Emma McEwen, the mother of one such student, complained that her son had enjoyed a one-to-one ratio in a mainstream private and then government school, but lost it when he started going to the centre.  Her son is on the autism spectrum, being almost non-verbal and with “behaviours which communicate unmet needs”.  She also mentioned other issues, such as the lack of IT or music teachers, no full-time speech therapist, no full-time occupational therapist, no calm room, no behavioural therapist and, in general, not enough staff.
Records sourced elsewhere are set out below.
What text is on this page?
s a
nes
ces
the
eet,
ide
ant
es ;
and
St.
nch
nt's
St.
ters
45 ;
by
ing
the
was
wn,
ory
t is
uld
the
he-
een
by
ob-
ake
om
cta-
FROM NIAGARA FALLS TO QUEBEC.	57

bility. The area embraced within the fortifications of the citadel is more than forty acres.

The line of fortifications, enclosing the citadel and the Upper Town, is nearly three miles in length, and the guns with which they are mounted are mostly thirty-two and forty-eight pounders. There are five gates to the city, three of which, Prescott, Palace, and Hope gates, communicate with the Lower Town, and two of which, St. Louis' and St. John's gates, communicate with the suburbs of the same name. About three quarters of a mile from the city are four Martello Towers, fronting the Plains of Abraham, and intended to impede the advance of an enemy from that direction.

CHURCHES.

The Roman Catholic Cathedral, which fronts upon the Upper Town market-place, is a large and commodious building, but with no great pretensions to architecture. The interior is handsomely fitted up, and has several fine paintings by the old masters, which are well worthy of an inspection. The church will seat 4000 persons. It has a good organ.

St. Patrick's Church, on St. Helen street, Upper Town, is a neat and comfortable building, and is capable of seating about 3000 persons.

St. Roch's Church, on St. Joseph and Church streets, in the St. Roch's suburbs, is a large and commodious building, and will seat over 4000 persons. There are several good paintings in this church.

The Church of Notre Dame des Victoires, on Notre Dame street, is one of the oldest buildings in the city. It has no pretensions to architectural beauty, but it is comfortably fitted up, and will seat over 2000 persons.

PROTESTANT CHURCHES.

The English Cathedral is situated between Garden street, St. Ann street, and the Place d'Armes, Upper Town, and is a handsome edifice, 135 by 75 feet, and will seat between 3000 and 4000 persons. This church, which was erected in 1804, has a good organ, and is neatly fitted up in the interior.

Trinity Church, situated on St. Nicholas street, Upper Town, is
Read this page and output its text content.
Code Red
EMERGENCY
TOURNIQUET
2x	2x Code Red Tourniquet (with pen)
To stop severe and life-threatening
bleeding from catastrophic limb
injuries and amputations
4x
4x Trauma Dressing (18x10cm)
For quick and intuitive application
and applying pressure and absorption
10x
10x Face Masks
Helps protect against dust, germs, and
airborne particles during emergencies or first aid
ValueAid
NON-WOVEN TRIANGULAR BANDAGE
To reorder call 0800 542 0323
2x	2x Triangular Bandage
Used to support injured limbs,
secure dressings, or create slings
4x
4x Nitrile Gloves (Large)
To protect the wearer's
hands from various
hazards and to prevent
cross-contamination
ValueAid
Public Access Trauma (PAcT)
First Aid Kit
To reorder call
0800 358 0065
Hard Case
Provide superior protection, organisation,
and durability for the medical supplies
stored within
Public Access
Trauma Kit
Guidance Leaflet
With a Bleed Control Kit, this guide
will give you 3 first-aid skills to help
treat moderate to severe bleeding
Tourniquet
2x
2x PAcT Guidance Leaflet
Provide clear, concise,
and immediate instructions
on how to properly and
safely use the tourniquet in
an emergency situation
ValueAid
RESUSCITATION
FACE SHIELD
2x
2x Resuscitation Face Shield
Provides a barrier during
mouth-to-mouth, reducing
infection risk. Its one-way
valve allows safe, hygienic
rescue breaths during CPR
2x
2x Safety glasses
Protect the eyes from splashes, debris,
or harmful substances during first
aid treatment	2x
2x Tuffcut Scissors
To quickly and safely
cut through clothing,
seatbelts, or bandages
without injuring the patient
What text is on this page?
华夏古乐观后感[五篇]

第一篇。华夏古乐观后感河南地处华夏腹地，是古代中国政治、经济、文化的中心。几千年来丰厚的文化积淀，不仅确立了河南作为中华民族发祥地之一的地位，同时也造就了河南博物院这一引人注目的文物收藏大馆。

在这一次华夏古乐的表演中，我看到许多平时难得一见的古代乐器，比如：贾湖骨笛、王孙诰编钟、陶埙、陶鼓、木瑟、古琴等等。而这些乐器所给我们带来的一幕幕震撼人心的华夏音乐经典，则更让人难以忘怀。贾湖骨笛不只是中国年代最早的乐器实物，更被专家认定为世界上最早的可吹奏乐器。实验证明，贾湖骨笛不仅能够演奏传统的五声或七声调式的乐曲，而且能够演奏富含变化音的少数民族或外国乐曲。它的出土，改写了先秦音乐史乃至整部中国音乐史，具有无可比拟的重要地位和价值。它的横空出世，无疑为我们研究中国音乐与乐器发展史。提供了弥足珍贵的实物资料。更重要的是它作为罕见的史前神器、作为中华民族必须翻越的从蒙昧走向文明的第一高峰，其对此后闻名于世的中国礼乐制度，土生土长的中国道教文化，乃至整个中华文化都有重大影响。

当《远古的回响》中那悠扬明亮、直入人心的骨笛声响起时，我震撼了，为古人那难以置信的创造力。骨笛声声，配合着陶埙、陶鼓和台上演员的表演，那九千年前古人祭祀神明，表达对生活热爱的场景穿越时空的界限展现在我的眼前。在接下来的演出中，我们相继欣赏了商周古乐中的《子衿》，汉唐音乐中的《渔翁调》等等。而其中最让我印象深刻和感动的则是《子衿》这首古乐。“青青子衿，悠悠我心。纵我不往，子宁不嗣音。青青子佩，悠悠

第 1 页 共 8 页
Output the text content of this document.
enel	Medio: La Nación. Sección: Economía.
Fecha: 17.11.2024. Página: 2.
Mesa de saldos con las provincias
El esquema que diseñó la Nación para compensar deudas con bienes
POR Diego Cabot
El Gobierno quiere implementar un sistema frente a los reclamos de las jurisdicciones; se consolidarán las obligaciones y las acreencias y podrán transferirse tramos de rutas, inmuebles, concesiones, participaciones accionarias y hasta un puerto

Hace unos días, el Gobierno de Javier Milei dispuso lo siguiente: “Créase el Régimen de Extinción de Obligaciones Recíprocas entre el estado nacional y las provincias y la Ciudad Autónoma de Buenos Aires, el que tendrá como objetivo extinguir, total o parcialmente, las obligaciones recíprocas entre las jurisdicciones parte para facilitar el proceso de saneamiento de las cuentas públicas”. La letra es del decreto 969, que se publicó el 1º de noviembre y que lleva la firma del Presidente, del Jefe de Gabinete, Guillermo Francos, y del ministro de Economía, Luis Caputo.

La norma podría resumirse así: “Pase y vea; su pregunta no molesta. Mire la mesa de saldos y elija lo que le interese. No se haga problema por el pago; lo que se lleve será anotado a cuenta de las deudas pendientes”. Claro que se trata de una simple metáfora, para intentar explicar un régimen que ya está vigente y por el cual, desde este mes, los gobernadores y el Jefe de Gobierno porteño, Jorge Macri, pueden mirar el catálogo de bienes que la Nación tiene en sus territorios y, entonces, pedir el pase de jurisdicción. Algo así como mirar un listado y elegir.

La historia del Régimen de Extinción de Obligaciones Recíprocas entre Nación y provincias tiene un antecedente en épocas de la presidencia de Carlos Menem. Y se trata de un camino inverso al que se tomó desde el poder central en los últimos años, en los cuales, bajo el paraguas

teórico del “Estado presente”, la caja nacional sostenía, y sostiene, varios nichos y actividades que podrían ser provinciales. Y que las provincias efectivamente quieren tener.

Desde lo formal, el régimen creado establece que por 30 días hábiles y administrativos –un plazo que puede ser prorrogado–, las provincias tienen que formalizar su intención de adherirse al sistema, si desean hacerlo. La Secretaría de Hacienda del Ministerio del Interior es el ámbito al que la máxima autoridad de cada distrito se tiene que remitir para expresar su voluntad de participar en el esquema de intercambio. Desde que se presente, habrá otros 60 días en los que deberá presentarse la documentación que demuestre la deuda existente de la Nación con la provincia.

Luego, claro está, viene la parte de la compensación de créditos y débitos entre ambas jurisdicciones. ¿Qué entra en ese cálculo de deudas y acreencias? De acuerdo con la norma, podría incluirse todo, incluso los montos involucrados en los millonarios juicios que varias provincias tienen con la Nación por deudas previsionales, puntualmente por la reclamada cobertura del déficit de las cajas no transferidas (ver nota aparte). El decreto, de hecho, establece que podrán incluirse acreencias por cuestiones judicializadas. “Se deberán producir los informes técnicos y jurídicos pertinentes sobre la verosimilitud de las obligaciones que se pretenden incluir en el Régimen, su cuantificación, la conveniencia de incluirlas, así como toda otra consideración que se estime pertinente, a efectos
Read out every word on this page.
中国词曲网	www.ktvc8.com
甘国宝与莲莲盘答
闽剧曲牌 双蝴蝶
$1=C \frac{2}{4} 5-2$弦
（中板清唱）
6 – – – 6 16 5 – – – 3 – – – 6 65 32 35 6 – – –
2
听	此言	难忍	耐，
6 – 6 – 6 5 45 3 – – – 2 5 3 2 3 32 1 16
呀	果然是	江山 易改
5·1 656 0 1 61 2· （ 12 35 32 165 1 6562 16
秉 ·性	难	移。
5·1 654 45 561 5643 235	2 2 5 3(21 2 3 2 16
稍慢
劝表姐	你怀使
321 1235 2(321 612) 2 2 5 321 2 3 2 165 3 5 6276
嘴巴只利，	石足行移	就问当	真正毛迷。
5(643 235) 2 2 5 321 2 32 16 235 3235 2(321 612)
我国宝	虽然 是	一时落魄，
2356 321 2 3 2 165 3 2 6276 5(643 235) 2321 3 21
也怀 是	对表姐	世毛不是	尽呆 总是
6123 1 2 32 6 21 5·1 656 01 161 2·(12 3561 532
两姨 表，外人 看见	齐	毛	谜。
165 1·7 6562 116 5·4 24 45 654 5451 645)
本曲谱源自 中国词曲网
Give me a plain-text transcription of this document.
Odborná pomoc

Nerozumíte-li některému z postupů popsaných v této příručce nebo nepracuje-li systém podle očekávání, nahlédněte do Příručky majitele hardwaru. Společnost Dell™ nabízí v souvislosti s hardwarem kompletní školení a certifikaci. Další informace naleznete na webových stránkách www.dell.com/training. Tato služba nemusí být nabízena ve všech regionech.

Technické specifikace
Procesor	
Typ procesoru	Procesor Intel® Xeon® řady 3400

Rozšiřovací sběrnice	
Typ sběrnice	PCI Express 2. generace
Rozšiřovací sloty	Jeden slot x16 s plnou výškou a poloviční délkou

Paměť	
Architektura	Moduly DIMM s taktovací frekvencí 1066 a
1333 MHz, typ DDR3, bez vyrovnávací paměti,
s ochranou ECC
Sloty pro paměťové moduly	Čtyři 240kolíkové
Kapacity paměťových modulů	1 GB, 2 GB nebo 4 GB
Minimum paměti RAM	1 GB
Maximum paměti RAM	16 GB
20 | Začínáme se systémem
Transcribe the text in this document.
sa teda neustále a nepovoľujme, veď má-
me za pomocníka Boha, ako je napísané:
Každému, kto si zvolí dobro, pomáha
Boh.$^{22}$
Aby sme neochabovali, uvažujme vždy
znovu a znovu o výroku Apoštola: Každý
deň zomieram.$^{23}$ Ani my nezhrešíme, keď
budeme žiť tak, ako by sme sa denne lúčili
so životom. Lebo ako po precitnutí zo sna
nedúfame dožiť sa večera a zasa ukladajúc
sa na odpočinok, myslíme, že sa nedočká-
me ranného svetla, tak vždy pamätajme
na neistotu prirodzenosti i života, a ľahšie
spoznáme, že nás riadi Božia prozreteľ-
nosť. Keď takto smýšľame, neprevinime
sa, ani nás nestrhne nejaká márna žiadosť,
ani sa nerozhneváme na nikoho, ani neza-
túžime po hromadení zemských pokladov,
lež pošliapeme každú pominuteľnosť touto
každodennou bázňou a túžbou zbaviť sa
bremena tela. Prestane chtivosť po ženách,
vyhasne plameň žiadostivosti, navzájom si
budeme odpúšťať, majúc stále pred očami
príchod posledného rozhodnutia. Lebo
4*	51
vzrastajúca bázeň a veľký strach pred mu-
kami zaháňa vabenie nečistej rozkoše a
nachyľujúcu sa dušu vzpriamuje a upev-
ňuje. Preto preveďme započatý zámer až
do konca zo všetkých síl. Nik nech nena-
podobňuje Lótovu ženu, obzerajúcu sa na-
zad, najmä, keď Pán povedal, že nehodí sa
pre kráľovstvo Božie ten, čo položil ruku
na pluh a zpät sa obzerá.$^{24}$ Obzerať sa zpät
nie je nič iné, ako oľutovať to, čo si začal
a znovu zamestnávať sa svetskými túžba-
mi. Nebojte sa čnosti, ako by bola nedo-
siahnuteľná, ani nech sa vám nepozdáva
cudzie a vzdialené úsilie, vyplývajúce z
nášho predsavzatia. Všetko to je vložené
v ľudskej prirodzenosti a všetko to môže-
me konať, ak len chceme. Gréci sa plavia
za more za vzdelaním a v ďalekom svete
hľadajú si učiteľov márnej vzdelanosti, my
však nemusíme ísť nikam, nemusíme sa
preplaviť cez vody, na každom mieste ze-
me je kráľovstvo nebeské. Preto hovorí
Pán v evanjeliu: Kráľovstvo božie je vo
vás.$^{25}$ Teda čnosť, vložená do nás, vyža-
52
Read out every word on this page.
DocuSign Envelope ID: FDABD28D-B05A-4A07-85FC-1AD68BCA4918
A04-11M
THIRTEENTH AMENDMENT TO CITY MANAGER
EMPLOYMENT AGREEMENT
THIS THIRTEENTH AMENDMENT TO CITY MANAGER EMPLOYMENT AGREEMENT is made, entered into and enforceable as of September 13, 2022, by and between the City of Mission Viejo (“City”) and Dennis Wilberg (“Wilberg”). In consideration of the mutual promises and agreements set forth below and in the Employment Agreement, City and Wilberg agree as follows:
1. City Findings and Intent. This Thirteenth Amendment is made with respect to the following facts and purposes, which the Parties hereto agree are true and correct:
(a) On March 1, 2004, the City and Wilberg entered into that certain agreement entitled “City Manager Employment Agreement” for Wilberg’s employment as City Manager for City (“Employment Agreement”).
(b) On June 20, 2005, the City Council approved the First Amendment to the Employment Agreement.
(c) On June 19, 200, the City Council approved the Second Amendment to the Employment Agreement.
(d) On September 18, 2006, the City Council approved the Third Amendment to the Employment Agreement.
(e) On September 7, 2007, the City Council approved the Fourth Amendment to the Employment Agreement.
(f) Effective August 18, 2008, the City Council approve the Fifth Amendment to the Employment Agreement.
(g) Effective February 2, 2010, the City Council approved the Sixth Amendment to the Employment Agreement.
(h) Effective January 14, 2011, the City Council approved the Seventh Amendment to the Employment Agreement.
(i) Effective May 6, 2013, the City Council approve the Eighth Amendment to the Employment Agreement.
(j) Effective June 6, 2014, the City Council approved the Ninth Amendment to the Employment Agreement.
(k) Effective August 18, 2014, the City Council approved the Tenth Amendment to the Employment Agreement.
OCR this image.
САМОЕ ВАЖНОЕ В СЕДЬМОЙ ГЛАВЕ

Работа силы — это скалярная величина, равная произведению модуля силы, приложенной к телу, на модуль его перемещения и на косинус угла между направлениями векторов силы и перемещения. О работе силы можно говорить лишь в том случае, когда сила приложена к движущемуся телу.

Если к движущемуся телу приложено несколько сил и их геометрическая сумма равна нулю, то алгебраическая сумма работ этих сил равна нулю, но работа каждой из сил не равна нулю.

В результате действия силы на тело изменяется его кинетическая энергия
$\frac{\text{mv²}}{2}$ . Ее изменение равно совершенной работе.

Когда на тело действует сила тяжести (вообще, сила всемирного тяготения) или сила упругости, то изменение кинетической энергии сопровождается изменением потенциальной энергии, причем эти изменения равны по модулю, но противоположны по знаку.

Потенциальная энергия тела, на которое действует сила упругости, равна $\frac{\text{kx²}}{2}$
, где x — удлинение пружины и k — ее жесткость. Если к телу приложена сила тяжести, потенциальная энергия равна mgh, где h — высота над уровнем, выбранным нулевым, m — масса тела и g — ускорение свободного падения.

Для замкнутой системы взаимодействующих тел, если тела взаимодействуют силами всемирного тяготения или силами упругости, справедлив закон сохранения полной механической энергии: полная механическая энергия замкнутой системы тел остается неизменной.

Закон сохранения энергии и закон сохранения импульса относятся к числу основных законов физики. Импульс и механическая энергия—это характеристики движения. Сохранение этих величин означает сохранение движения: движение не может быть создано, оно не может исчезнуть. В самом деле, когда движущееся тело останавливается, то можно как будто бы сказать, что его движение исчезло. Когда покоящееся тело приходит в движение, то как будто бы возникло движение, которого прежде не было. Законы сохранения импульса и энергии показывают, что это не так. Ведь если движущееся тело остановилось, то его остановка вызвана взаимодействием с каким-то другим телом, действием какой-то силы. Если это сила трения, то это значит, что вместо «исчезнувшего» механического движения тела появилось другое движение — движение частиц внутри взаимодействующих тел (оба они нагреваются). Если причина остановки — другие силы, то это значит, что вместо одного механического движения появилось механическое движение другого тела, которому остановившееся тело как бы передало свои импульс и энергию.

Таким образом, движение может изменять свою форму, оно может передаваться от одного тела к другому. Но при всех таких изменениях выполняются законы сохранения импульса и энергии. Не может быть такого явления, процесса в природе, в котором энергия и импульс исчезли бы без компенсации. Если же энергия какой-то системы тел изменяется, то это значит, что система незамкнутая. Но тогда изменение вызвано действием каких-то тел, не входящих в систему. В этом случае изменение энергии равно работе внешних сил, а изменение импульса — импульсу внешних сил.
Several other parents who spoke to the Times of Malta had a litany of inadequacies, staff shortages, shortcomings, and severe lack of communication between the management and the parents.  The parents were loath to blame the staff at the centre since these were overwhelmed and could not cope. 


On the other hand, the Education Ministry has insisted that the centre has a full complement of LSEs and the student-to-LSE ratio is two to one.  It added that LSEs receive ongoing training from professionals like behaviour therapists and occupational therapists, ensuring they are well-equipped to support children with severe disabilities.  The Malta Union of Teachers described the parents’ criticism as “a concerted attack” on the school and its educators.

Omar Farrugia, president of the Autism Parents Association (APA), speaking to The Malta Independent says that “there is no secret that every year the Education Ministry is inundated with new cases [of children with learning disabilities] and there is a constant need of LSEs, but the situation stays futile, and they must find workaround to address certain needs.”

Meanwhile, the Malta Employers’ Association has called on the state not to give in to “pressure” by the Malta Union of Teachers to employ additional Learning Support Assistants (LSAs).  According to the MEA, the number of LSAs in schools has mushroomed “beyond control” over the years and the criteria for increasing this number should be based on whether there is actually a need for more LSAs, and “whether they are affordable given the state of public finances”.   The MUT has been calling on the Ministry of Education to recruit more qualified LSAs.

The Education Ministry believes that the National Strategy for Education, which is in its final consultation phase, will “transform” the sector and will cover all its needs.  To me, this sounds like a tacit acknowledgment that not all the sector’s needs are currently met, further reinforced by the fact that a fact-finding board had been appointed to evaluate the actual situation inside the school and provide recommendations by the end of February.

But, rather than apportioning blame, the focus should be on the different stakeholders working on future frameworks and programmes which deliver commonly-agreed objectives.  When controversies of the type I mentioned above break out, rest assured that it is because of lack of adequate consultation.